My law clerks are always available to schedule motions and answer scheduling questions but cannot give legal advice to pro se parties.
The Court issues a detailed Trial Order for both jury and Court trials. This order requires submission of trial materials prior to the commencement of a civil block.
13. Under what circumstances do you accept ex parte communications from counsel? Do you consider an attorney’s communication with your clerk potential ex parte communication?
Ex parte communications are allowed only as permitted by the rules (i.e. to schedule or cancel hearings, to confirm a hearing, to find out the status of trial setting and similar matters relating to housekeeping issues). No ex parte communications are permitted regarding the merits of the case. Communications with the clerk are communications with the Court.
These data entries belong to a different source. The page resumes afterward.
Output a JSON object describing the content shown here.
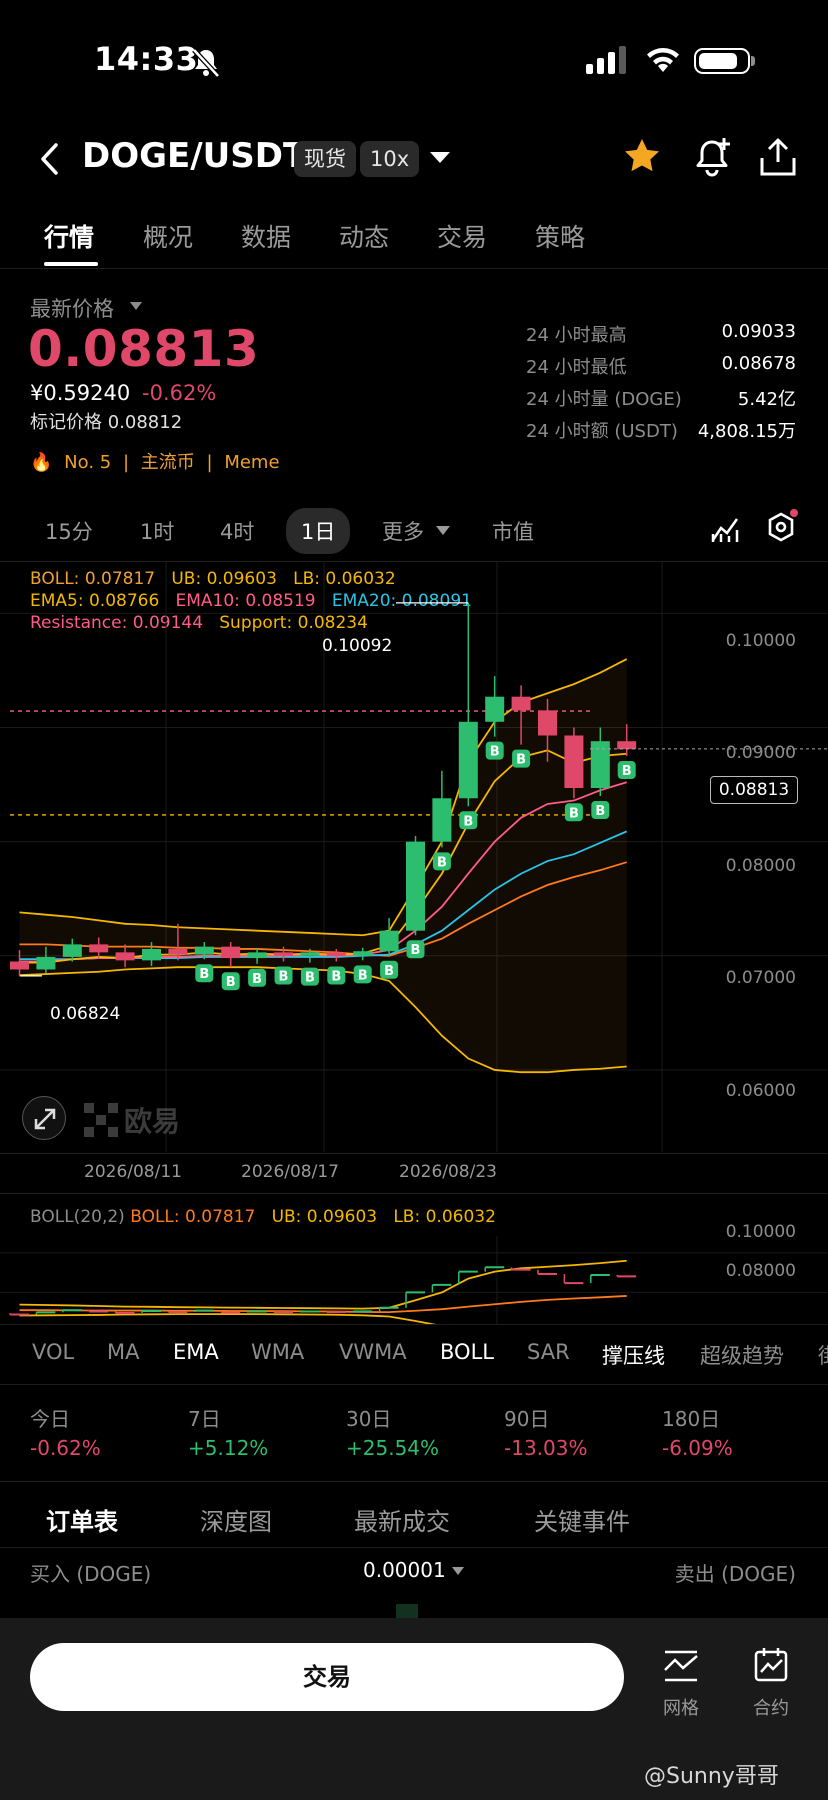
{
  "status": {
    "time": "14:33"
  },
  "header": {
    "pair": "DOGE/USDT",
    "spot_tag": "现货",
    "leverage_tag": "10x"
  },
  "tabs": [
    "行情",
    "概况",
    "数据",
    "动态",
    "交易",
    "策略"
  ],
  "price": {
    "label": "最新价格",
    "last": "0.08813",
    "cny": "¥0.59240",
    "change": "-0.62%",
    "mark": "标记价格 0.08812",
    "rank": "No. 5",
    "category": "主流币",
    "tag": "Meme",
    "sep": "|"
  },
  "stats": [
    {
      "label": "24 小时最高",
      "value": "0.09033"
    },
    {
      "label": "24 小时最低",
      "value": "0.08678"
    },
    {
      "label": "24 小时量 (DOGE)",
      "value": "5.42亿"
    },
    {
      "label": "24 小时额 (USDT)",
      "value": "4,808.15万"
    }
  ],
  "timeframes": [
    "15分",
    "1时",
    "4时",
    "1日",
    "更多",
    "市值"
  ],
  "indicators": {
    "boll": "BOLL: 0.07817",
    "ub": "UB: 0.09603",
    "lb": "LB: 0.06032",
    "ema5": "EMA5: 0.08766",
    "ema10": "EMA10: 0.08519",
    "ema20": "EMA20: 0.08091",
    "resistance": "Resistance: 0.09144",
    "support": "Support: 0.08234"
  },
  "colors": {
    "up": "#2dbd6e",
    "down": "#e0486a",
    "boll": "#f0a030",
    "ema10": "#ff5c8a",
    "ema20": "#29c5e6"
  },
  "chart_data": {
    "type": "line",
    "y_ticks": [
      "0.10000",
      "0.09000",
      "0.08000",
      "0.07000",
      "0.06000"
    ],
    "ylim": [
      0.055,
      0.1045
    ],
    "x_labels": [
      "2026/08/11",
      "2026/08/17",
      "2026/08/23"
    ],
    "high_label": "0.10092",
    "low_label": "0.06824",
    "current_label": "0.08813",
    "resistance": 0.09144,
    "support": 0.08234,
    "candles": [
      [
        0.0695,
        0.0688,
        0.0705,
        0.0682
      ],
      [
        0.0688,
        0.0699,
        0.0708,
        0.0685
      ],
      [
        0.0699,
        0.071,
        0.0715,
        0.0695
      ],
      [
        0.071,
        0.0703,
        0.0716,
        0.0698
      ],
      [
        0.0703,
        0.0696,
        0.071,
        0.069
      ],
      [
        0.0696,
        0.0706,
        0.0712,
        0.0691
      ],
      [
        0.0706,
        0.0701,
        0.0728,
        0.0696
      ],
      [
        0.0701,
        0.0708,
        0.0712,
        0.0697
      ],
      [
        0.0708,
        0.0698,
        0.0712,
        0.069
      ],
      [
        0.0698,
        0.0703,
        0.0707,
        0.0693
      ],
      [
        0.0703,
        0.07,
        0.0708,
        0.0695
      ],
      [
        0.07,
        0.0703,
        0.0706,
        0.0694
      ],
      [
        0.0703,
        0.07,
        0.0706,
        0.0695
      ],
      [
        0.07,
        0.0704,
        0.0707,
        0.0696
      ],
      [
        0.0704,
        0.0722,
        0.0733,
        0.07
      ],
      [
        0.0722,
        0.08,
        0.0805,
        0.0718
      ],
      [
        0.08,
        0.0838,
        0.0862,
        0.0795
      ],
      [
        0.0838,
        0.0905,
        0.1009,
        0.0831
      ],
      [
        0.0905,
        0.0927,
        0.0945,
        0.0892
      ],
      [
        0.0927,
        0.0915,
        0.0937,
        0.0885
      ],
      [
        0.0915,
        0.0893,
        0.0925,
        0.087
      ],
      [
        0.0893,
        0.0847,
        0.09,
        0.0838
      ],
      [
        0.0847,
        0.0888,
        0.09,
        0.084
      ],
      [
        0.0888,
        0.0881,
        0.0903,
        0.0875
      ]
    ],
    "ub": [
      0.0738,
      0.0736,
      0.0734,
      0.0731,
      0.0728,
      0.0727,
      0.0725,
      0.0724,
      0.0723,
      0.0722,
      0.0721,
      0.072,
      0.0719,
      0.0718,
      0.0722,
      0.076,
      0.08,
      0.087,
      0.0905,
      0.0922,
      0.093,
      0.0938,
      0.0948,
      0.096
    ],
    "lb": [
      0.0683,
      0.0684,
      0.0685,
      0.0686,
      0.0688,
      0.0689,
      0.069,
      0.069,
      0.069,
      0.069,
      0.0689,
      0.0688,
      0.0687,
      0.0684,
      0.0678,
      0.0655,
      0.063,
      0.061,
      0.06,
      0.0598,
      0.0598,
      0.06,
      0.0601,
      0.0603
    ],
    "ema5": [
      0.0694,
      0.0694,
      0.0697,
      0.0699,
      0.0698,
      0.0701,
      0.0701,
      0.0703,
      0.0701,
      0.0702,
      0.0701,
      0.0702,
      0.0701,
      0.0702,
      0.0709,
      0.0739,
      0.0772,
      0.0816,
      0.0853,
      0.0874,
      0.088,
      0.0869,
      0.0875,
      0.0877
    ],
    "ema10": [
      0.0695,
      0.0695,
      0.0697,
      0.0698,
      0.0698,
      0.0699,
      0.0699,
      0.07,
      0.07,
      0.07,
      0.07,
      0.0701,
      0.07,
      0.0701,
      0.0705,
      0.0722,
      0.0743,
      0.0772,
      0.08,
      0.0821,
      0.0833,
      0.0836,
      0.0845,
      0.0852
    ],
    "ema20": [
      0.0697,
      0.0697,
      0.0697,
      0.0698,
      0.0698,
      0.0698,
      0.0698,
      0.0699,
      0.0699,
      0.0699,
      0.0699,
      0.0699,
      0.0699,
      0.07,
      0.0701,
      0.071,
      0.0722,
      0.074,
      0.0758,
      0.0772,
      0.0783,
      0.0789,
      0.0799,
      0.0809
    ],
    "boll_mid": [
      0.071,
      0.071,
      0.0709,
      0.0708,
      0.0708,
      0.0708,
      0.0707,
      0.0707,
      0.0706,
      0.0706,
      0.0705,
      0.0704,
      0.0703,
      0.0701,
      0.07,
      0.0707,
      0.0715,
      0.0728,
      0.074,
      0.0752,
      0.0762,
      0.0769,
      0.0775,
      0.0782
    ],
    "buy_signals": [
      7,
      8,
      9,
      10,
      11,
      12,
      13,
      14,
      15,
      16,
      17,
      18,
      19,
      21,
      22,
      23
    ],
    "sub_chart": {
      "label": "BOLL(20,2)",
      "boll": "BOLL: 0.07817",
      "ub": "UB: 0.09603",
      "lb": "LB: 0.06032",
      "y_ticks": [
        "0.10000",
        "0.08000"
      ]
    }
  },
  "brand": "欧易",
  "indicator_tabs": [
    "VOL",
    "MA",
    "EMA",
    "WMA",
    "VWMA",
    "BOLL",
    "SAR",
    "撑压线",
    "超级趋势",
    "街"
  ],
  "performance": [
    {
      "label": "今日",
      "value": "-0.62%",
      "dir": "down"
    },
    {
      "label": "7日",
      "value": "+5.12%",
      "dir": "up"
    },
    {
      "label": "30日",
      "value": "+25.54%",
      "dir": "up"
    },
    {
      "label": "90日",
      "value": "-13.03%",
      "dir": "down"
    },
    {
      "label": "180日",
      "value": "-6.09%",
      "dir": "down"
    }
  ],
  "orderbook": {
    "tabs": [
      "订单表",
      "深度图",
      "最新成交",
      "关键事件"
    ],
    "buy": "买入 (DOGE)",
    "precision": "0.00001",
    "sell": "卖出 (DOGE)"
  },
  "bottom": {
    "trade": "交易",
    "grid": "网格",
    "contract": "合约"
  },
  "watermark": "@Sunny哥哥"
}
14. What preferences do you have for jury trials? How do you prefer voir dire to be conducted?
Exhibits should be Bates stamped, pre-marked, listed on a typed exhibit list and placed in a 3-ring binder. Also provide a list of witnesses and all proposed jury instructions. Jury instructions should be filed with District Court and a copy sent as a Word document attached to an e-mail. Jury instructions should be sent full edited as the parties wish them to go to the jury with a typed list of all JIG numbers and titles attached to the front.
I don’t have any strong feelings about voir dire. The Court will have an informal discussion on the day of trial about courtroom procedures and requests the parties prepare a non-argumentative statement of the case that can be agreed to by both parties.
In Court trial please provide written opening statement and written closing argument. Proposed findings should also be submitted before a Court trial.
15. How are emergency issue handled?
My law clerk will attempt to schedule emergency issues as quickly as my schedule permits depending on my court assignment and physical location. T.R.O.’s will be heard as soon as possible but with regard to all parties availability.
My general policy is not to hear matters ex parte, even in emergency circumstances where contact information is available for the other party. If such a request is granted, the order would be of very limited duration until a hearing with all parties can be held.